出乎他意料的是,这个渔村更像是藏匿在地下的一个巨大村落,大多建筑土屋都保存完好,岁月似乎在它们身上停滞,它们也并没有被二十年前的自然灾害席卷过。
可抚摸这些土屋的外立面就能感受到,这个村落是有人在后期一比一重建,甚至派人精心维护过才有的如此完整的结果。
它掩埋在黑曜群岛这片曾经的罪恶之地下,更像是岳明玉心里的最后一片净土。
苏绪亦沿着小路往前走,途径村落的祠堂,即使在潮湿的地下,里面仍有香火的气息飘了出来。
苏绪亦走进祠堂,最中央的灵牌上供奉的却是一个名叫岳正德的男人。
“岳正德,正德,明玉。”苏绪亦念着这个名字,心里却有些想笑。
他若是没记错,岳明玉生活过的渔村,岳家还没有能进入祠堂的资格,岳正德想必是岳明玉的父亲。

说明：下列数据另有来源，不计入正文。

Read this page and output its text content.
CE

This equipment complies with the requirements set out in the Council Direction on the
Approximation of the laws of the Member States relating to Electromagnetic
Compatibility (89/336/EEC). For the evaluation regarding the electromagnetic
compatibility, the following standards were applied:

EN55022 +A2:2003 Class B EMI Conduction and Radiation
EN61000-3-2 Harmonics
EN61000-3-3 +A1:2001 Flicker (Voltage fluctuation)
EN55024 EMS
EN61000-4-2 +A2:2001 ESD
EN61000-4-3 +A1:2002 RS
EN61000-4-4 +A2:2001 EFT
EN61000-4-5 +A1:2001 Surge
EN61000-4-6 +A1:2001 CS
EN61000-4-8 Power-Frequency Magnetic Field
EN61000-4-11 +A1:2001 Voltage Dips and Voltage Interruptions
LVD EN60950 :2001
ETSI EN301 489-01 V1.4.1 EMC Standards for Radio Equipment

左侧是岳明玉重新编造的渔村地图,占地面积竟有半个黑曜群岛那么大,而最中央被所有土屋众星捧月的宅邸,牌匾上写着“岳家”两字。
岳明玉会派人把东西藏在这吗?
不对。
苏绪亦摇了摇头。
岳明玉是个极为拧巴的人,这个渔村是他瞒着谢松云所建造的,一定不会将代表着罪证的东西,藏在他费尽心思都要重建的一场梦上。
那么只有一个地方,是最适合放谢松云罪证的。
那就是岳明玉以前在这个渔村真正的家。
但地图上并没有标明,不过既然是岳明玉的家,那就一定有特别之处。
苏绪亦撕掉墙上的地图,正欲走出祠堂,可鼻间却突然闻到一道烧糊的焦味,他还来不及反应,只见远处火光冲天,炽热的橙红色照亮了大半个地下渔村,滚滚升起的黑烟如恶龙般在空中张牙舞爪。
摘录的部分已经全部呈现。